Optimal feature subset
Finding an optimal feature subset for a task can improve interpretation and reduce computing costs. Reducing computing costs is particularly important in the context of global land cover mapping considering the size of the data set we are handling. Irrelevant or correlated features are reportedly damaging to learning algorithm like decision trees (John et al., 1994). Applying feature selection will downsize input dimension with the possibility of enhanced accuracy.
Both filter and wrapper approaches can be adopted for feature subset selection. Filter approaches use only the training data in the process of evaluation but wrapper approaches incorporated the induction algorithm as part of the evaluation in the search of the best possible feature subset. Wrapper approaches are reportedly superior when applied to decision trees resulting in smaller tree sizes (better interpretative power) and higher accuracies (Kohavi and John, 1998). For our experiment, we used a wrapper approach with decision tree classifier. The induction algorithm is run on the training data set using different subsets of the original features sets. The subset with highest evaluation is used to generate a classifier.

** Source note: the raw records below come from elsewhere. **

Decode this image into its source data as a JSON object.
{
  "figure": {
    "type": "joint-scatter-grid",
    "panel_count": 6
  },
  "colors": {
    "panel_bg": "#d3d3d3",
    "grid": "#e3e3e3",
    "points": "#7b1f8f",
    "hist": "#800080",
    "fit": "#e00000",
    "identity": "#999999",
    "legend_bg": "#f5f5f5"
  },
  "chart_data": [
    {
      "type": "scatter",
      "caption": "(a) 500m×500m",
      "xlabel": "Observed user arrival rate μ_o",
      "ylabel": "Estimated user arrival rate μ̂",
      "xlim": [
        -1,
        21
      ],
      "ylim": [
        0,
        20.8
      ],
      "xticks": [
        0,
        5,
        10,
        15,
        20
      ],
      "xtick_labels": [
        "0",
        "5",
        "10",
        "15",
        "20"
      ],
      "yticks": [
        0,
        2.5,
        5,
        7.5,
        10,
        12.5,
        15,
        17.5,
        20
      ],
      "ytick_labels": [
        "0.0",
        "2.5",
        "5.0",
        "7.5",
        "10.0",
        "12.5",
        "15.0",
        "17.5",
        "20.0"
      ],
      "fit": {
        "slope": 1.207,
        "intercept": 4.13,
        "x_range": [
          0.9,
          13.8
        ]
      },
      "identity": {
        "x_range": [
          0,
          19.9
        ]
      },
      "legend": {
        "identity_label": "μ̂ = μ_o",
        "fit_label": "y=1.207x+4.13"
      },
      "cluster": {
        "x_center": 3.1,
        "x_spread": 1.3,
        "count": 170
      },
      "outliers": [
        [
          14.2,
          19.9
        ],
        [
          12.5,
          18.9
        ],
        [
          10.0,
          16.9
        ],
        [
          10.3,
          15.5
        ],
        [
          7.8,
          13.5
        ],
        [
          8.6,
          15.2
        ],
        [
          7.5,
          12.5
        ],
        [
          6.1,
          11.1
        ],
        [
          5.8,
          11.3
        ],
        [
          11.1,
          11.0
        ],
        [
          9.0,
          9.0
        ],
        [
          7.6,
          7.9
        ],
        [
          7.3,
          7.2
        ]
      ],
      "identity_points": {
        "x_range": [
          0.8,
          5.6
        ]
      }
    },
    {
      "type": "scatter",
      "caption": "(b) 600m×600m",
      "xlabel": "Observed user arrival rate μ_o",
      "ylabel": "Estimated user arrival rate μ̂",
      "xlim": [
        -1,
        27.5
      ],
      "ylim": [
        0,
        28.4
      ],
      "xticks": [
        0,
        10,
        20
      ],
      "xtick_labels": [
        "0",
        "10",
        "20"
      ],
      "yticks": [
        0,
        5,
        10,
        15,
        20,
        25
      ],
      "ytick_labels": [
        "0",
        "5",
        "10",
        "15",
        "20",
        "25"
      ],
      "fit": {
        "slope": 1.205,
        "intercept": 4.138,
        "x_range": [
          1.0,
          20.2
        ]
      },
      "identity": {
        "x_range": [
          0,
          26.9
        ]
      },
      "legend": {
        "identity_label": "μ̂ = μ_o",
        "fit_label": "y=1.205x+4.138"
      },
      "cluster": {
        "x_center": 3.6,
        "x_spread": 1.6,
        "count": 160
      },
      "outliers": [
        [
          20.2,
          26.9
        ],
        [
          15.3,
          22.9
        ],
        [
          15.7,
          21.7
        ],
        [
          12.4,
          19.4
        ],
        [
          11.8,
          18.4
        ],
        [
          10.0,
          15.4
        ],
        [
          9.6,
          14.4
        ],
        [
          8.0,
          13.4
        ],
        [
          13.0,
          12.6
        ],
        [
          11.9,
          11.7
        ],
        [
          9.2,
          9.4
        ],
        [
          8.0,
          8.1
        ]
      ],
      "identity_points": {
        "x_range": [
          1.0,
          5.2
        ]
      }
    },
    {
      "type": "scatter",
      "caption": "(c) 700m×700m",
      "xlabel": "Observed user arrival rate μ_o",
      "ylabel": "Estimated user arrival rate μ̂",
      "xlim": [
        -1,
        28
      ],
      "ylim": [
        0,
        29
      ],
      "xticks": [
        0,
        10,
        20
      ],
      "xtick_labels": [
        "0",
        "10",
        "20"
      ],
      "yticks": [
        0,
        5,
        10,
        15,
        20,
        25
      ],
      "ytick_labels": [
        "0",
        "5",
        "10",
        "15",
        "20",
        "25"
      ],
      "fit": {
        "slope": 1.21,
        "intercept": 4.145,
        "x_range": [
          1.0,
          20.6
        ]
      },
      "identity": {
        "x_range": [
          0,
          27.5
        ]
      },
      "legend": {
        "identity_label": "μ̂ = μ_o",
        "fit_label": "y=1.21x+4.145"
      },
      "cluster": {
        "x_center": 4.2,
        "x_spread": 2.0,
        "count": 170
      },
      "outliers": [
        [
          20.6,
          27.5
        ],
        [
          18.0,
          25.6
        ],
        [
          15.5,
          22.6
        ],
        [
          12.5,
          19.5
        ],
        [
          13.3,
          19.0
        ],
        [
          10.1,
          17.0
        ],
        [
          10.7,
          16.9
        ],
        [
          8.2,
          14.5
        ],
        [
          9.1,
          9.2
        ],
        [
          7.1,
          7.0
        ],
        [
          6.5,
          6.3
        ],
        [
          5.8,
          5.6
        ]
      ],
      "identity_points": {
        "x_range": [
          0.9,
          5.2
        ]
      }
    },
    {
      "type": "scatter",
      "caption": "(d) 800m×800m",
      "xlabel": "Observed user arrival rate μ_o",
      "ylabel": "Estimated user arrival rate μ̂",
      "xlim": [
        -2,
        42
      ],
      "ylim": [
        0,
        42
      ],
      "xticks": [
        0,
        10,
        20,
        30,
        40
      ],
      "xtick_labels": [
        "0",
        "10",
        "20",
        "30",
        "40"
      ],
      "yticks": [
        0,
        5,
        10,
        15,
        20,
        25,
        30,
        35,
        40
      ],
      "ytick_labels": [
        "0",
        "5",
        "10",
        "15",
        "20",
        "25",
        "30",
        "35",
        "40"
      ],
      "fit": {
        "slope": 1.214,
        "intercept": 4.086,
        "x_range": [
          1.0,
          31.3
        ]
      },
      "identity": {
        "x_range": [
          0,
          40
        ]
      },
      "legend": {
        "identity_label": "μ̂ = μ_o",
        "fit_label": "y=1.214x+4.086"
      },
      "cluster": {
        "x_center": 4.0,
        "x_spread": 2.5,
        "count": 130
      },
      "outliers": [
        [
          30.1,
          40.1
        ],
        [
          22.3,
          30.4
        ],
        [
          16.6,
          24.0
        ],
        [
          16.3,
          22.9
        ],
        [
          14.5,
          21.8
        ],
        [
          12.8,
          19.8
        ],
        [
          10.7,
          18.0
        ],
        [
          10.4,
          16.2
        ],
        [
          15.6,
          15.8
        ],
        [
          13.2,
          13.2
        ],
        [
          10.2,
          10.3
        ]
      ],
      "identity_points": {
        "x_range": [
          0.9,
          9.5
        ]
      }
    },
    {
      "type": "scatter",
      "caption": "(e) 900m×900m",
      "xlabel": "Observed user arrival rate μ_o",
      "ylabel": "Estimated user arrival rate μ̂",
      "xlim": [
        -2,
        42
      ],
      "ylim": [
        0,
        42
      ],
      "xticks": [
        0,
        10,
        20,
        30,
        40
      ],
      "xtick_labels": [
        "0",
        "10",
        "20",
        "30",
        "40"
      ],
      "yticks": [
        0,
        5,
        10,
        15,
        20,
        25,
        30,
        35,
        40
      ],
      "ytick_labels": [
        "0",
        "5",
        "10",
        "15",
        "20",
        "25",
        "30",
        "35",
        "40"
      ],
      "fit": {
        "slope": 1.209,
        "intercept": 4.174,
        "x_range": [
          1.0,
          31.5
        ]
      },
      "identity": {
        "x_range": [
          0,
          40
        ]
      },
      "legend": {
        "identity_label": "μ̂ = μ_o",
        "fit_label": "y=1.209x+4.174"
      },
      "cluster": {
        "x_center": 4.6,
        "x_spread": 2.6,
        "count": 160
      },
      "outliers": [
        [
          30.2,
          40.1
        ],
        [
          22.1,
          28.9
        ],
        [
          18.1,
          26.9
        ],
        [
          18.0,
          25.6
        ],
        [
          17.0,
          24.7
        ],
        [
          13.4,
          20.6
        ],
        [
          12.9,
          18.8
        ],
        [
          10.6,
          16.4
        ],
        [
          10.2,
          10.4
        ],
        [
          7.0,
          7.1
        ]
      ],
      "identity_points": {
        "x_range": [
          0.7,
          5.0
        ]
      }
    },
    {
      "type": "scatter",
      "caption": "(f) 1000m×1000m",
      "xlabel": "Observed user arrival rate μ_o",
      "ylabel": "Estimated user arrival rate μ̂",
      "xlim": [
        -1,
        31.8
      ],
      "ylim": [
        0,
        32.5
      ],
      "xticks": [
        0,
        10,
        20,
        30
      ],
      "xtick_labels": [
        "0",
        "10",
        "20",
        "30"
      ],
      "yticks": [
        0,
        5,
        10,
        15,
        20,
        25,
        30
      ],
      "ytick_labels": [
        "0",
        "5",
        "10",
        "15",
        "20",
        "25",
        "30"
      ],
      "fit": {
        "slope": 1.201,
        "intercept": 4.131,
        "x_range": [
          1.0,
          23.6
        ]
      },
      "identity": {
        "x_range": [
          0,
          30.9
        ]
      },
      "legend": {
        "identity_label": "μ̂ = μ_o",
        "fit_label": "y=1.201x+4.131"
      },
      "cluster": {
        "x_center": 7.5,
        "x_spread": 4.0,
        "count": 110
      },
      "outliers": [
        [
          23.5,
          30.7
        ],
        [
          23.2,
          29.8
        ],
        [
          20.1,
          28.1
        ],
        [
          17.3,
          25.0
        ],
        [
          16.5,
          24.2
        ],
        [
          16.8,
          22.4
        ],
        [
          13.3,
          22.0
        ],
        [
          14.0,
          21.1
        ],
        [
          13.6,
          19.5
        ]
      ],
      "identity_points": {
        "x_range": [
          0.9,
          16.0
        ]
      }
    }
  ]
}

A forward selection procedure using best-first search is adopted (Ginsberg, 1993). Forward selection implies an operation of addition for each expansion. The search states are nodes representing subsets of features. The idea of best-first search is to jump to the most promising node generated so far that has not been expanded. The search is stopped when an improved node has not been found in the previous k expansions. An improved node is defined as a node that has an accuracy of not less than x percent higher than the best node found so far. For our experiment, k and x are defined as 5 and 0.001% respectively.